Serious injury in a car crash almost always raises the same problem – there’s not enough insurance to cover the victim’s damages. Medical expenses, rehabilitation costs, lost wages and pain and suffering in most cases exceed the insurance coverage of the at-fault driver, which Oregon law requires to be only $25,000. Even with additional “underinsured motorist” coverage, which Oregon law also requires, a serious injury, with any kind of hospital stay, quickly exceeds the available insurance policy limits. Unless the at-fault driver was driving for a company with commercial liability insurance at the time of the crash, full compensation for injury is hard to come by.
One important reason for this has been “subrogation,” which is a motor vehicle or health insurer’s right to claim a victim’s damages against the at fault driver. Most auto insurance policies and health insurance plans have provided that, where the insurer pays medical expenses or wage loss after a crash, that insurer gets to recover those payments before the injured victim gets compensated. A good personal injury lawyer could negotiate with the insurer to try to reduce that insurance lien, but the basic rule was “pay the insurer first; the client gets what’s left over.”

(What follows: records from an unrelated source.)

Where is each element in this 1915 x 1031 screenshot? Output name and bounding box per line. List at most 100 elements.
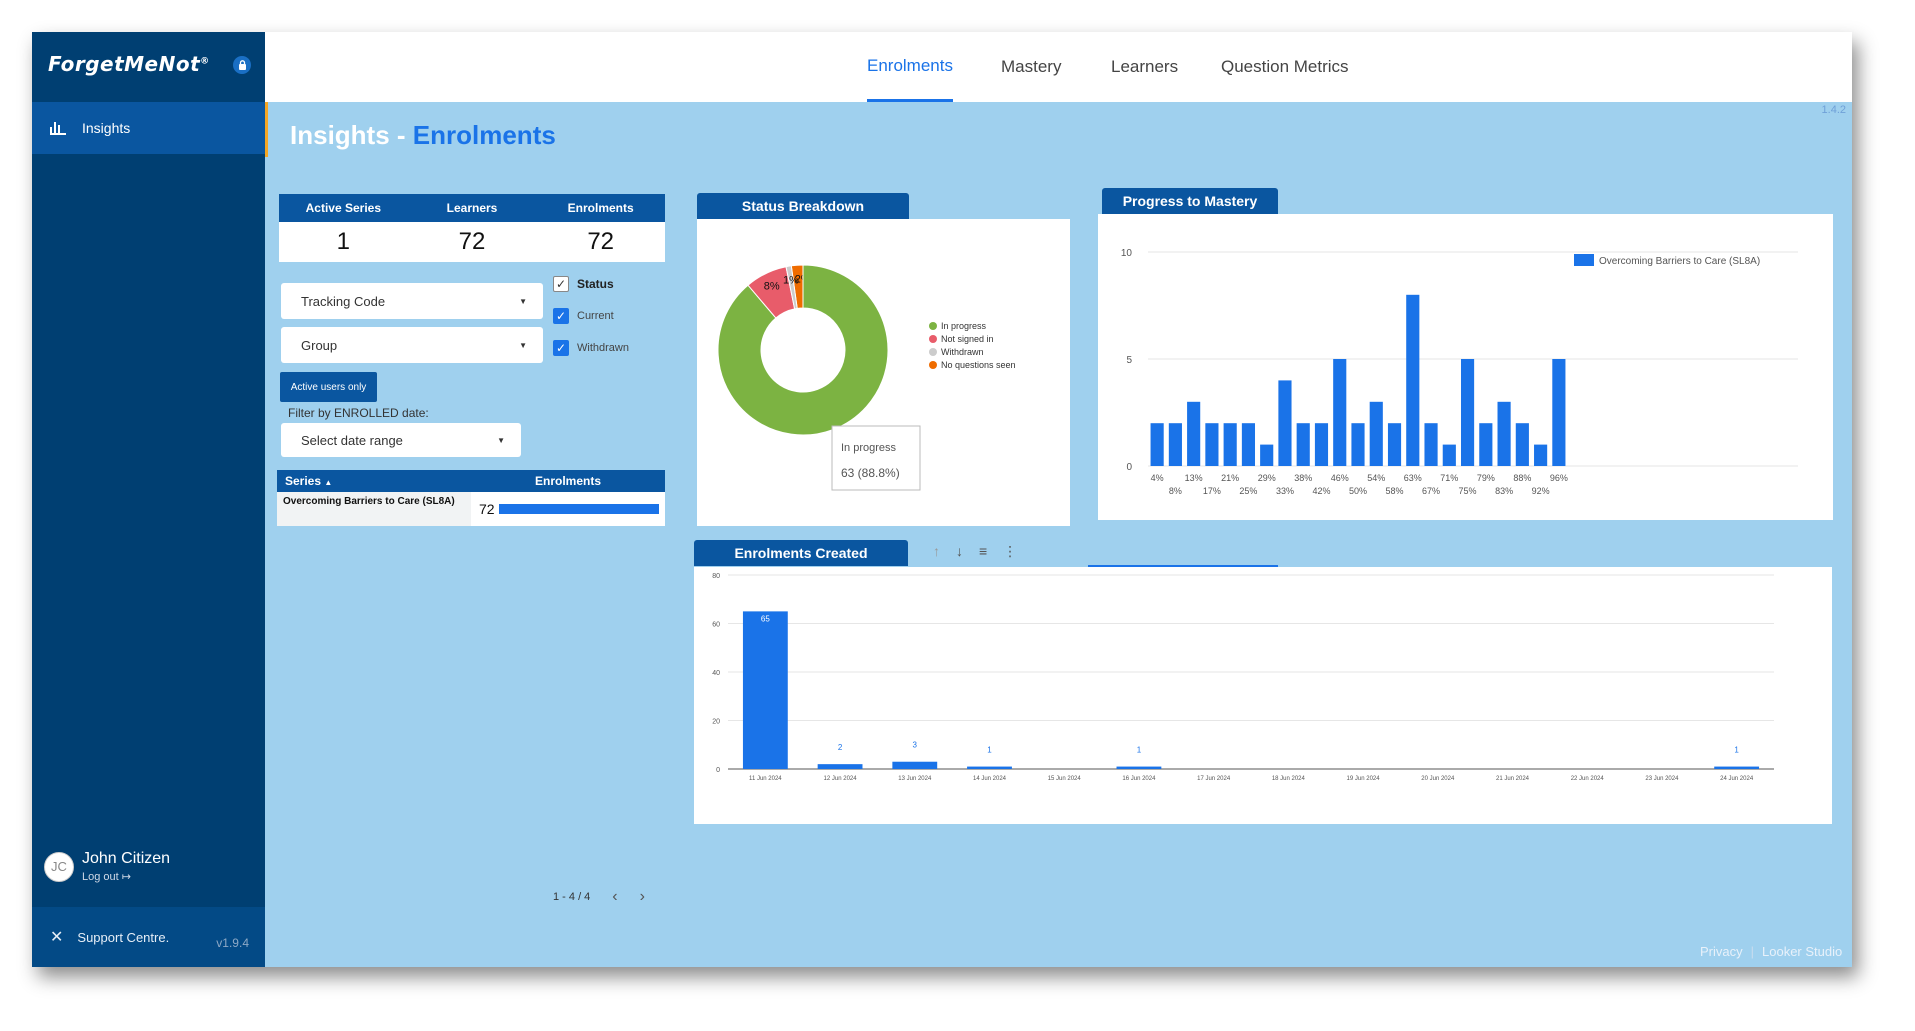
status-filter-current[interactable]: ✓ Current	[553, 308, 614, 324]
bar	[1278, 380, 1292, 466]
logout-icon: ↦	[121, 871, 131, 883]
sort-ascending-icon[interactable]: ↑	[933, 543, 940, 559]
x-tick-label: 4%	[1151, 473, 1164, 483]
bar	[1223, 423, 1237, 466]
sidebar-item-label: Insights	[82, 120, 131, 136]
support-icon: ✕	[50, 929, 64, 946]
legend-label: In progress	[941, 321, 987, 331]
more-options-icon[interactable]: ⋮	[1003, 543, 1018, 559]
bar	[1552, 359, 1566, 466]
legend-label: Withdrawn	[941, 347, 984, 357]
x-tick-label: 63%	[1404, 473, 1422, 483]
x-tick-label: 8%	[1169, 486, 1182, 496]
x-tick-label: 15 Jun 2024	[1048, 776, 1082, 782]
enrolments-created-chart[interactable]: 0 20 40 60 80 65 11 Jun 2024 2 12 Jun 2024 3 13 Ju…	[694, 567, 1832, 824]
legend-swatch	[929, 361, 937, 369]
x-tick-label: 58%	[1386, 486, 1404, 496]
series-table: Series ▲ Enrolments Overcoming Barriers …	[277, 470, 665, 526]
tab-mastery[interactable]: Mastery	[1001, 57, 1062, 76]
enrolments-created-header: Enrolments Created	[694, 540, 908, 566]
y-tick-label: 0	[1126, 462, 1132, 473]
x-tick-label: 20 Jun 2024	[1421, 776, 1455, 782]
x-tick-label: 50%	[1349, 486, 1367, 496]
bar	[1187, 401, 1201, 466]
status-filter-withdrawn[interactable]: ✓ Withdrawn	[553, 340, 629, 356]
footer-divider: |	[1750, 944, 1755, 959]
bar	[1241, 423, 1256, 466]
date-range-picker[interactable]: Select date range ▼	[281, 423, 521, 457]
bar	[1168, 423, 1182, 466]
bar	[1387, 423, 1402, 466]
logout-link[interactable]: Log out ↦	[82, 871, 131, 883]
data-label: 3	[913, 741, 918, 750]
page-title: Insights - Enrolments	[290, 120, 556, 150]
scorecard-header-learners: Learners	[446, 201, 498, 215]
sidebar-item-insights[interactable]: Insights	[32, 102, 265, 154]
tracking-code-dropdown[interactable]: Tracking Code ▼	[281, 283, 543, 319]
checkbox-withdrawn[interactable]: ✓	[553, 340, 569, 356]
status-filter-all[interactable]: ✓ Status	[553, 276, 614, 292]
looker-studio-link[interactable]: Looker Studio	[1762, 944, 1843, 959]
x-tick-label: 21 Jun 2024	[1496, 776, 1530, 782]
progress-to-mastery-chart[interactable]: 0 5 10 4% 8%13%17%21%25%29%33%38%42%46%50%54…	[1098, 214, 1833, 520]
footer-links: Privacy | Looker Studio	[1700, 944, 1842, 959]
x-tick-label: 54%	[1367, 473, 1385, 483]
bar	[892, 761, 938, 769]
caret-down-icon: ▼	[519, 340, 527, 350]
bar	[1442, 444, 1456, 466]
support-centre-link[interactable]: ✕ Support Centre. v1.9.4	[32, 907, 265, 967]
scorecard-value-learners: 72	[458, 228, 486, 255]
lock-icon[interactable]	[233, 56, 251, 74]
y-tick-label: 0	[716, 767, 720, 774]
x-tick-label: 17 Jun 2024	[1197, 776, 1231, 782]
progress-to-mastery-header: Progress to Mastery	[1102, 188, 1278, 214]
chart-toolbar: ↑ ↓ ≡ ⋮	[933, 543, 1017, 560]
pie-slice-in-progress	[717, 264, 889, 436]
pie-slice-label: 8%	[764, 281, 780, 293]
data-label: 1	[987, 746, 992, 755]
x-tick-label: 83%	[1495, 486, 1513, 496]
checkbox-current[interactable]: ✓	[553, 308, 569, 324]
avatar[interactable]: JC	[44, 851, 74, 882]
bar	[1406, 294, 1420, 466]
next-page-icon[interactable]: ›	[639, 888, 645, 905]
legend-label: Not signed in	[941, 334, 994, 344]
pie-slice-withdrawn	[785, 265, 798, 310]
bar	[1314, 423, 1329, 466]
bar	[817, 764, 863, 769]
tooltip-label: In progress	[841, 442, 897, 454]
tab-enrolments[interactable]: Enrolments	[867, 32, 953, 102]
prev-page-icon[interactable]: ‹	[612, 888, 618, 905]
sidebar: ForgetMeNot® Insights JC John Citizen Lo…	[32, 32, 265, 967]
tooltip-box	[831, 425, 921, 491]
x-tick-label: 14 Jun 2024	[973, 776, 1007, 782]
app-logo[interactable]: ForgetMeNot®	[48, 52, 210, 76]
column-header-enrolments[interactable]: Enrolments	[534, 474, 601, 488]
group-dropdown[interactable]: Group ▼	[281, 327, 543, 363]
x-tick-label: 16 Jun 2024	[1122, 776, 1156, 782]
tab-learners[interactable]: Learners	[1111, 57, 1179, 76]
support-label: Support Centre.	[77, 929, 170, 945]
status-label: Status	[577, 277, 614, 291]
x-tick-label: 92%	[1532, 486, 1550, 496]
app-version: v1.9.4	[216, 936, 249, 950]
bar	[1424, 423, 1438, 466]
y-tick-label: 20	[712, 719, 720, 726]
scorecard-value-enrolments: 72	[587, 228, 615, 255]
active-users-only-button[interactable]: Active users only	[280, 372, 377, 402]
table-row[interactable]: Overcoming Barriers to Care (SL8A) 72	[277, 492, 665, 526]
withdrawn-label: Withdrawn	[577, 342, 629, 354]
legend-swatch	[929, 322, 937, 330]
privacy-link[interactable]: Privacy	[1700, 944, 1743, 959]
column-header-series[interactable]: Series ▲	[285, 474, 333, 488]
x-tick-label: 22 Jun 2024	[1571, 776, 1605, 782]
filter-icon[interactable]: ≡	[979, 543, 988, 559]
status-breakdown-card: 2.2% 8% 1% In progress Not signed in Withdraw…	[697, 219, 1070, 526]
checkbox-status[interactable]: ✓	[553, 276, 569, 292]
sort-descending-icon[interactable]: ↓	[956, 543, 963, 559]
tab-question-metrics[interactable]: Question Metrics	[1221, 57, 1349, 76]
scorecard-header-active-series: Active Series	[305, 201, 382, 215]
bar	[1479, 423, 1493, 466]
bar	[742, 611, 788, 769]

The 2019 Oregon Legislature changed that, thanks to tireless research and advocacy by Michelle DuBarry, a Mom who lost her son when he and his father were hit by a car in a North Portland crosswalk. Michelle worked with technical and political help from the Oregon Trial Lawyers’ Association. Because of those efforts, under insurance policies issued or renewed after January 1, 2020, insurers will get reimbursed for accident-related expenses only after the injured party “receives full compensation.” Here’s what Senate Bill 421 says:
“An insurer may not receive a reimbursement or subrogation for personal injury protection benefits or health benefits the insurer provided to a person injured in a motor vehicle accident from any recovery the injured person obtains in an action for damages except tot the extent that : (A) the injured person first receives full compensation for the injured person’s injuries.”
That means an insurer that provided payment while an injury case was pending – usually the PIP (personal injury protection) or private medical insurer – will have to wait to get paid back until the injured person is fully compensated for her injuries.
The new law also includes some “rebuttable presumptions,” which are facts presumed to be true unless they are disproved. The important ones for an injured person to know are:
“If an injury victim goes to court to recover damages for her injury, the amount of the judgment in her favor is full compensation for her injury. That means the PIP or medical insurer is not entitled to any of the judgment amount.
If the injured person settles her claims against the at fault driver and her own underinsured motorist policy, the amounts she receives are “full compensation.” Again, that means the PIP or medical insurer is not entitled to any of that recovery.
If the injured person recovers the policy limits of the at fault driver’s insurance and the limits of her own underinsured coverage, she has not received full compensation. Again, that means the PIP or medical insurer is not entitled to any of that recovery.”
The new law also prohibits an insurer from delaying, denying or refusing to pay PIP or medical insurance benefits because the injured person has a claim against an at fault driver. And, if the insurer does receive reimbursement after the injured person is fully compensated, the insurer must credit that amount against any lifetime benefit limitation that may be part of its insurance agreement with the injured person.
The new statute does not apply to property damage benefits, and it doesn’t keep the injured person’s underinsured motorist insurer from going after the at fault driver if there is available coverage after the injured person has been fully compensated.